The Assyrian monks at Saint Matthew’s Monastery in the Nineveh Plains told the world they will not leave, even though the Islamic State (ISIS/ISIL) creeps closer to their home. The monks regularly hear battles down the mountain.
“We can see the battles and the airstrikes from here in front of us, especially at night,” said head monk Yousif Ibrahim. “The sky lights up at night, but we of course are not scared. God protects us.”
The three remaining monks, along with students, live in Iraq’s oldest monastery, which sits on Mount Al-Faf. ISIS fights only four miles away.
“We are not scared, because our teachers give us a feeling of peace here, but we know we are on the frontlines, and in seconds the Islamic State could be here,” explained Sahar Karaikos, one of the students at the monastery. “I don’t even want to think or speak about the destruction the Islamic State would cause if they took our monastery.”
The Islamic State has a well-executed policy of destroying history and anything non-Islamic on its path to establish a Caliphate. Those at Saint Matthew’s have already removed historic and priceless items from the building, including “the tomb of the monastery’s namesake, St. Matthew.” Officials moved St. Matthew’s bones “north into relatively safe territory of the Kurdish Regional Government.”
The hermit Matthew founded the monastery in 361 after he fled into the mountains to escape persecution under the Roman Empire. One day, Prince Behnam met the hermit while hunting. Matthew impressed the prince, who persuaded his mother to take his ill sister to the man for healing. After Matthew cured Sarah, he baptized the siblings. The king ordered death sentences for his children, but received a life threatening illness right after they died. Behnam’s spirit told his mother to take the king to Matthew. She obeyed, and he cured the king, who then built the monks a stronger monastery to say thank you.
“(The Islamic State) does not understand what history means, they just understand the breaking of history,” continued Karaikos. “If a people don’t have the history of their past, then they will not have a future because they won’t know what their origins are, where they came from.”

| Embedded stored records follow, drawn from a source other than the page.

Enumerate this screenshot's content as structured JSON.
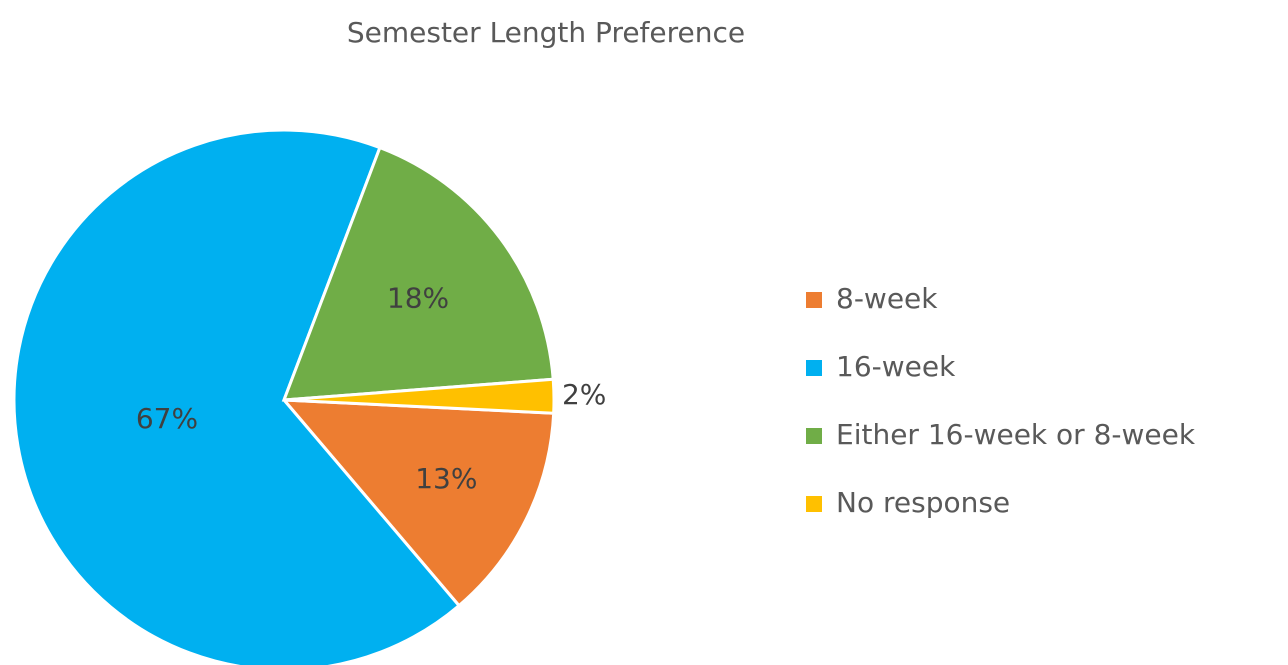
{
  "chart_data": {
    "type": "pie",
    "title": "Semester Length Preference",
    "categories": [
      "8-week",
      "16-week",
      "Either 16-week or 8-week",
      "No response"
    ],
    "values": [
      13,
      67,
      18,
      2
    ],
    "value_labels": [
      "13%",
      "67%",
      "18%",
      "2%"
    ],
    "colors": [
      "#ed7d31",
      "#00b0f0",
      "#70ad47",
      "#ffc000"
    ],
    "legend": "right"
  }
}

Ibrahim knows more Christians will leave Iraq due to ISIS. The terrorist group expelled all the Christians from Mosul in June 2014. For the first time in over 2,000 years, no Christians live in the city. Ibrahim said he will only leave when the last Christian departs Iraq. Karaikos hopes the remaining Christians stay in Iraq “to preserve their history.”
“Saint Matthew ended up here because he was fleeing persecution, but persecution follows us,” said Karaikos. “We can’t run from it, we have to stand in front of our history.”